I don't thing so. I am comparing two modules that generate sorters. The
may have different APIs, but at the functional level they are the same
thing.

> your module provides numerous
> specialized sort subs (like php does) which means the coder has to
> remember or lookup what each one does. i counted at least 32 similarly
> names subs which is very confusing.

Actually Sort::Key provides both, you can choose between the
Sort::Key::Maker declarative API that allows to create multi-key sorting
subs and the prebuild mono-key sorters from Sort::Key (and also, the
jit-build multi-key sorters of Sort::Key::Multi).
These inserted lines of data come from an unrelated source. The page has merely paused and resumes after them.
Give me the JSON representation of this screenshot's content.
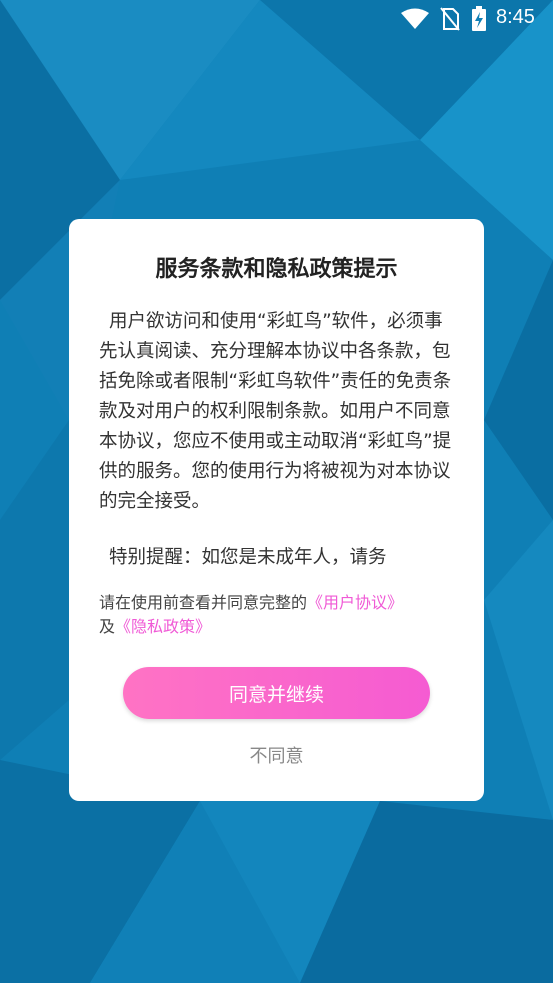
{
  "status_bar": {
    "time": "8:45",
    "icons": [
      "wifi-icon",
      "no-sim-icon",
      "battery-charging-icon"
    ]
  },
  "dialog": {
    "title": "服务条款和隐私政策提示",
    "body_paragraphs": [
      "用户欲访问和使用“彩虹鸟”软件，必须事先认真阅读、充分理解本协议中各条款，包括免除或者限制“彩虹鸟软件”责任的免责条款及对用户的权利限制条款。如用户不同意本协议，您应不使用或主动取消“彩虹鸟”提供的服务。您的使用行为将被视为对本协议的完全接受。",
      "特别提醒：如您是未成年人，请务"
    ],
    "note_prefix": "请在使用前查看并同意完整的",
    "user_agreement_link": "《用户协议》",
    "note_and": "及",
    "privacy_policy_link": "《隐私政策》",
    "agree_label": "同意并继续",
    "disagree_label": "不同意"
  },
  "colors": {
    "background": "#0f7fb5",
    "link": "#f05ad6",
    "button_gradient_start": "#ff73c4",
    "button_gradient_end": "#f55bd2"
  }
}
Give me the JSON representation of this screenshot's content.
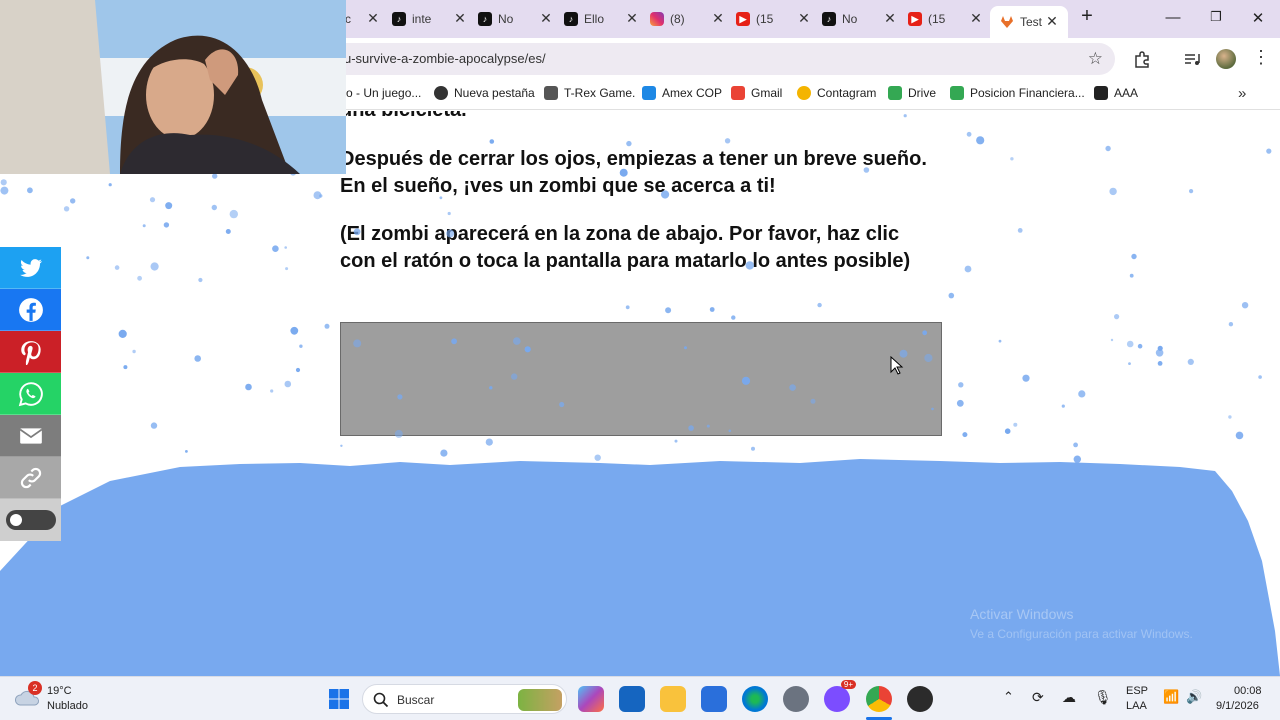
{
  "tabs": [
    {
      "title": "inte",
      "icon": "tiktok-icon"
    },
    {
      "title": "No",
      "icon": "tiktok-icon"
    },
    {
      "title": "Ello",
      "icon": "tiktok-icon"
    },
    {
      "title": "(8)",
      "icon": "instagram-icon"
    },
    {
      "title": "(15",
      "icon": "youtube-icon"
    },
    {
      "title": "No",
      "icon": "tiktok-icon"
    },
    {
      "title": "(15",
      "icon": "youtube-icon"
    }
  ],
  "active_tab": {
    "title": "Test",
    "icon": "gitlab-icon"
  },
  "address_bar": {
    "url": "u-survive-a-zombie-apocalypse/es/"
  },
  "bookmarks": [
    {
      "label": "o - Un juego...",
      "icon": "game-icon",
      "color": "#4a90d9"
    },
    {
      "label": "Nueva pestaña",
      "icon": "globe-icon",
      "color": "#333333"
    },
    {
      "label": "T-Rex Game.",
      "icon": "trex-icon",
      "color": "#555555"
    },
    {
      "label": "Amex COP",
      "icon": "amex-icon",
      "color": "#1e88e5"
    },
    {
      "label": "Gmail",
      "icon": "gmail-icon",
      "color": "#ea4335"
    },
    {
      "label": "Contagram",
      "icon": "contagram-icon",
      "color": "#f4b400"
    },
    {
      "label": "Drive",
      "icon": "drive-icon",
      "color": "#34a853"
    },
    {
      "label": "Posicion Financiera...",
      "icon": "drive-icon",
      "color": "#34a853"
    },
    {
      "label": "AAA",
      "icon": "aaa-icon",
      "color": "#222222"
    }
  ],
  "content": {
    "partial_line": "una bicicleta.",
    "paragraph1": "Después de cerrar los ojos, empiezas a tener un breve sueño. En el sueño, ¡ves un zombi que se acerca a ti!",
    "paragraph2": "(El zombi aparecerá en la zona de abajo. Por favor, haz clic con el ratón o toca la pantalla para matarlo lo antes posible)"
  },
  "watermark": {
    "line1": "Activar Windows",
    "line2": "Ve a Configuración para activar Windows."
  },
  "share_buttons": [
    {
      "name": "twitter",
      "color": "#1da1f2"
    },
    {
      "name": "facebook",
      "color": "#1877f2"
    },
    {
      "name": "pinterest",
      "color": "#cb2027"
    },
    {
      "name": "whatsapp",
      "color": "#25d366"
    },
    {
      "name": "email",
      "color": "#7d7d7d"
    },
    {
      "name": "link",
      "color": "#a8a8a8"
    }
  ],
  "colors": {
    "snow": "#78a9ef",
    "game_area": "#9e9e9e",
    "tabbar": "#e4dcf0"
  },
  "taskbar": {
    "weather_temp": "19°C",
    "weather_desc": "Nublado",
    "weather_badge": "2",
    "search_placeholder": "Buscar",
    "language": "ESP",
    "language_sub": "LAA",
    "time": "00:08",
    "date": "9/1/2026",
    "discord_badge": "9+"
  }
}
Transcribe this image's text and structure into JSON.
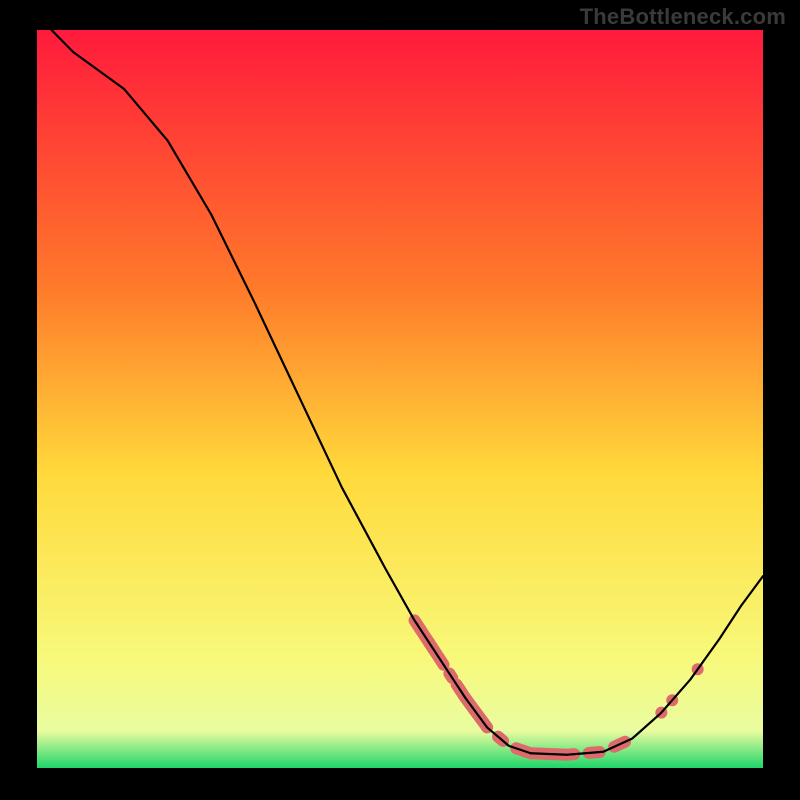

> having a single sub with a flexible api is a much better interface.

Well, it depends, the flexible API of Sort::Maker results in code that's
probably more legible and easy to understand without reading the module
documentation first.

On the other hand, using the pre-build sorters from Sort::Key results in
more concise and simpler code. If you need to include sorting operations
in your code frequently you get to appreciate that.

> your claim for it being faster needs backing with benchmarks with
> multiple keys. single key sorts are fast with just the sort function as
> is. since your multikey sorts must use a map/sort/map method, again
> showing how they are faster then the GRT would be interesting.

IIRC, a long time ago I send you a patch for Sort::Maker benchmarking
script incorporating Sort::Key variants that showed how faster my module
can be. I would try to find it and send it to you again.